After Byrne “sneaked out of Talking Heads” in 1991, Frantz and Weymouth later reunited with Harrison as “The Heads” for an album as their ex-lead singer filed a lawsuit (eventually settled out of court) to prevent them from using the group’s full name. Their record with a clever title — No Talking, Just Head — was released in 1996, and Frantz lured several exceptional voices into their Connecticut studio, including Harry, XTC’s Andy Partridge, INXS’ Michael Hutchence, Maria McKee, and Richard Hell.

“I’m very grateful to all the people that helped us,” proclaims Frantz, who didn’t mention that development in the book. “It was a lot of fun, but the record company didn’t do such a great job with it, and critically, I don’t know what was going on, but a lot of people, their attitude was kinda like, ‘How dare they make an album without David Byrne.’ (laughs) So I just said, ‘Fuck this.’ We went back to doing Tom Tom Club again.”

So don’t expect a real show reunion with the original gang of four, though Byrne and Frantz still communicate via email. The last time they spoke face to face, in 2003, the drummer asked about a possible reunion.

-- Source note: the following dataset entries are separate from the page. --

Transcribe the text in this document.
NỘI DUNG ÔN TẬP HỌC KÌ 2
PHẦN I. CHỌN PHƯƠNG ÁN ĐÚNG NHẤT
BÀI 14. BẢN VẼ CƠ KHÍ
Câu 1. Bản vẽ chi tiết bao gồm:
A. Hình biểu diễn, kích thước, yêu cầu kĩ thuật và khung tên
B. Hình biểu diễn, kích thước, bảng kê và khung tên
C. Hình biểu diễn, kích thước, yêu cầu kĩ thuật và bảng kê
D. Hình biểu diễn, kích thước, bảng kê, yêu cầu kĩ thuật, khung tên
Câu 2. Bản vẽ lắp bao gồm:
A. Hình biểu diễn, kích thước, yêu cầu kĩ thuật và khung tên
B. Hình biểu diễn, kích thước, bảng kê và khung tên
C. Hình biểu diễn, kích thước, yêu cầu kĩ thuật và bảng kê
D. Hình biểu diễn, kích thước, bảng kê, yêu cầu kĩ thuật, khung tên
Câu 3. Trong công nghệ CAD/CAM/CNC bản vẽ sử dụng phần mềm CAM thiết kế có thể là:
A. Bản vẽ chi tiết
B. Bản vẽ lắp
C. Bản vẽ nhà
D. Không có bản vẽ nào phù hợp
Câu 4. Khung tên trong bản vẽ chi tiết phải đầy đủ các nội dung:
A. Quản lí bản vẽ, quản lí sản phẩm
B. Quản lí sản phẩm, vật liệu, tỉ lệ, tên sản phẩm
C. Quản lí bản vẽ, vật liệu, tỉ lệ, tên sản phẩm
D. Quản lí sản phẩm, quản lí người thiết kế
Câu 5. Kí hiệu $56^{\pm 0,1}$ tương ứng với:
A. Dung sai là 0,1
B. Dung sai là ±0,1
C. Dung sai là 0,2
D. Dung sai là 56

A couple of days later, he had his answer. Frantz recently said in Rolling Stone that an email from Byrne read: “I’ve told you before and I’ll say it again for the last time. I will never reunite with the Talking Heads. Please don’t bring this up again.”

That’s not a proper way to close out this rich history of four innovative, artistic individuals who banded together to make alternative music as — what Frantz writes in the preface — “one of the most unique and exciting rock bands of all time.”

So let’s rewind to 2002, as the book wraps up with Talking Heads’ somewhat awkward induction into the Rock and Roll Hall of Fame.

If Byrne can’t finally make peace while the four core members are still living, at least we can remember Frantz’s acceptance speech, the shortest of the bunch: “I’d like to thank the Rock and Roll Hall of Fame for giving this band a happy ending.”

Until either a full-fledged farewell tour, honest rock doc (check out The Go-Go’s coming to Showtime) or even a virtual Stop Making Sense sequel happens, leave it to Mr. Nice Guy to try and make it right.